Let $\mathcal{U}=\{U_1, U_2, \ldots, U_n\}$ be a finite open cover of $X$. It is clear that $A=\cup_{i=1}^n X-U_i$ is a finite set. 
Are there $x\neq y\in U_i$, for some $i\in \{1, 2, \ldots, n\}$, such that $(Gx\cup Gy)\cap A=\emptyset$?
 A: Well, for all $i \in \{1,...,n\}, (X - U_i)$ is a finite set (by the definition of cofinite topology) so $A$ is just a finite union of finite sets : it must be finite as well.
For the second question, $(Gx \cup Gy) \cap A = \emptyset$ is equivalent to : there exist $x \not = y \in U_i$ such that for all $g \in G$, $gx$ and $gy$ are in all the $U_i$.

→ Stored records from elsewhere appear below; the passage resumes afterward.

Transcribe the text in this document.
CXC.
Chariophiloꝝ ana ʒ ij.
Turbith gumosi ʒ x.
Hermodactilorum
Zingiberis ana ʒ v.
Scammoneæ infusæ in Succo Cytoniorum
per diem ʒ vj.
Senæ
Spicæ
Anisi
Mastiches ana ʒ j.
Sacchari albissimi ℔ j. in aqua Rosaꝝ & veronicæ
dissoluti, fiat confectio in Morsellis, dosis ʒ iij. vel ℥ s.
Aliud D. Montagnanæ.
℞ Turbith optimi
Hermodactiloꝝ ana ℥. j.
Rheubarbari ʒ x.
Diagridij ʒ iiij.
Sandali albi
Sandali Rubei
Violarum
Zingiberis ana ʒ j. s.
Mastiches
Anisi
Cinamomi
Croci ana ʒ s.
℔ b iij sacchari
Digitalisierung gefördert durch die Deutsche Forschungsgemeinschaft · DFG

So, it such $x$ and $y$ were to exist, you would need to have $x$ and $y$ be members of all the $U_i$, and that the intersection of all $U_i$ is stable under the action of $G$. Sometimes it will be possible, sometimes not : I will give you two examples.
In the first example, just consider the trivial action on $X = \mathbb{N}$ with $G = \{1\}$. Then $\mathcal{U} =\{\mathbb{N} - \{1\},\mathbb{N} - \{0\}\}$ is a finite open cover of $X$,$A = \{0,1\}$ and you can easily check that $x = 2$,$y = 3$ verifies the condition.
In the second example, we again take $X = \mathbb{N}$, but this time we take $G$ to be the set of homeomorphisms of $X$ to itself : it can easily be checked that $G$ is the set of all bijections from $X$ to itself (indeed, a bijection sends finite sets to finite sets, and so does its inverse). Then, for all $x \in X$, $Gx = X$ (I will let you check that you can find a bijection sending $x$ to any element of $\mathbb{N}$). And so, whatever the choice of the finite open cover is, you will have $(Gx \cup Gy) \cap A = A$, and $A$ is not equal to the empty set as long as there exists a $U_i$ different from $X$.
So in order to check your result, you need more details on $X$ and the finite cover !
I may have made a mistake though, I worked this out on the fly ; let me know about any problem/question.